Identitätsdiebstahl bei Übersetzern

Freiberufliche Übersetzer werben für ihre Dienstleistungen nicht nur auf eigenen Blogs oder Webseiten, sondern auch auf Plattformen wie traduguide, Proz, Translator’s Cafe und anderen. Leider werden die dort eingestellten Daten mitunter für kriminelle Zwecke missbraucht.

Dieses Wochenende informierte mich der Berufsverband der freien Übersetzer und Dolmetscher, DVÜD, über Aktivitäten einer russischen Übersetzerbörse, die mit über 43.000 Übersetzern warb – ohne deren Wissen und über einen Hack oder Crawler von der eigentlich seriösen Plattform Proz gestohlen (wo die entsprechende Diskussion nachzulesen ist).
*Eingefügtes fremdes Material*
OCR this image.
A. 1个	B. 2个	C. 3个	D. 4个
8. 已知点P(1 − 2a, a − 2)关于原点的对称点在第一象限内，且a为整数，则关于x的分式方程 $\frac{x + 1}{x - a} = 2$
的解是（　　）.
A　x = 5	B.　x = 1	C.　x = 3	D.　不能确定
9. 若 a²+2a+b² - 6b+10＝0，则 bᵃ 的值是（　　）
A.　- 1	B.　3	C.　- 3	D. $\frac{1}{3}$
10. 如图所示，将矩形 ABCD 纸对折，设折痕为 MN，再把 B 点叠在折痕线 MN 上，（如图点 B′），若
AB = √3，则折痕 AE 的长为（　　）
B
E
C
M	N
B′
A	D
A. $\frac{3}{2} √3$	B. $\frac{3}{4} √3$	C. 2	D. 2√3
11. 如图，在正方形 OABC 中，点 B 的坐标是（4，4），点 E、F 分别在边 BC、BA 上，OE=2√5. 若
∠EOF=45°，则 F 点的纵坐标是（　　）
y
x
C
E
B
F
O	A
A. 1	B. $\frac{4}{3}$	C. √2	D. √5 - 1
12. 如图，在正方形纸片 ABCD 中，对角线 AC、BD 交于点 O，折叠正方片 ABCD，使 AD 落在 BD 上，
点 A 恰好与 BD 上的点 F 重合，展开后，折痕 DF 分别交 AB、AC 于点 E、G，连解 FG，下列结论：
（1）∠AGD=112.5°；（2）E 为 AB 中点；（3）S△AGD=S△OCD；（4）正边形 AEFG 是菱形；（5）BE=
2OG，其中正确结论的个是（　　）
Nach entsprechenden Maßnahmen ist die Börse mit den gestohlenen Daten nicht mehr erreichbar. Wenn jemand so viel Aufwand betreibt, wird sie jedoch vermutlich bald unter neuer Adresse irgendwo auftauchen.

Identitätsdiebstahl, Masche 1: Gestohlene Identität auf Online-Portal

Geschäftsmodell: Der Betreiber des betrügerischen Portals wirbt mit realen Personen, die angeblich für ihn übersetzen, einschließlich deren realen Spezialisierungen, frei erfundenen (im obigen Fall absurd niedrigen) Honoraren und ebenso frei erfundenen Lobeshymnen nicht existenter Kunden für niemals abgewickelte Aufträge.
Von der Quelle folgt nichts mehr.